Originally Posted By ecdc >>But I go on facebook to have fun. Who needs all the tension?<< Bingo. From @pourmecoffee's "fine print": >>I instantly and irreversibly block based on @replies I find even slightly annoying. Yes, it’s selfish. Yes, it’s about me. That’s the whole point. It’s not that I care about your brilliant reply or who reads my posts. You could very well be “right.” I just don’t care. I don’t want to hear it. I have no patience for conflict junkies or hyper-argumentative people polluting my stream. I don’t want to debate you. I don’t want to trade clever put-downs. I don’t want to go back and forth trying to get the last word. I don’t like to be trolled, nitpicked, insulted or bothered. If I happen to see something annoying, I immediately block without first getting in some clever remark of my own. This is a personal account. You’re not paying for it. Shocking: I don’t like to get hassled, and will block to avoid it. I’m not the guy to satisfy your need for epic battles, flame wars, or online validation. There are plenty of people itching for a fight, just not me. Go be annoying, rude, combative or your positive spin on those things somewhere else. I will ruthlessly curate my online experience to selfishly satisfy my own sensibilities and make it fun for me, period.<<
Originally Posted By CuriousConstance Oh sweet Jesus, browsing facebook again, and my whole family is a bunch of nut jobs. (excluding my immediate family) No wonder I moved across the country from them.

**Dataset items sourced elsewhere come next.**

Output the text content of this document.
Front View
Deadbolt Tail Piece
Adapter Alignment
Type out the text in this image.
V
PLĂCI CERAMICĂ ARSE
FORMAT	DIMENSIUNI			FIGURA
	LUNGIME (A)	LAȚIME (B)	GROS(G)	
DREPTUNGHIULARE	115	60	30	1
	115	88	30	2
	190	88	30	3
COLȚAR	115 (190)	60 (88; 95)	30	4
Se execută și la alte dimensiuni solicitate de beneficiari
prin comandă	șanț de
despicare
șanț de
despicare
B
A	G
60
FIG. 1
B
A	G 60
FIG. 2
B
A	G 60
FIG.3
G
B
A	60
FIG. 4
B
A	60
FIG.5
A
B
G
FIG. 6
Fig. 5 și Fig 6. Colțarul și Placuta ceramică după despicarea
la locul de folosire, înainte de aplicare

Originally Posted By EighthDwarf "The right has pulled so far off into the far right that Obama is labeled "extreme." He's pretty centrist, really, and yet the right paints him as this extremist. I don't see that happening in the other direction to the same extent" Each side says that. A lot of Republicans thought that Bush was a centrist as well and we know what the left thought of him. The center moves based on what your perspective is.
Originally Posted By EighthDwarf "Lots of people CAN be won over with logic, even though many others cannot be." I know I have reconsidered many of my positions based on thoughtful discussions on these boards. But it takes a cool head and solid logic to make that happen - something that isn't always present unfortunately.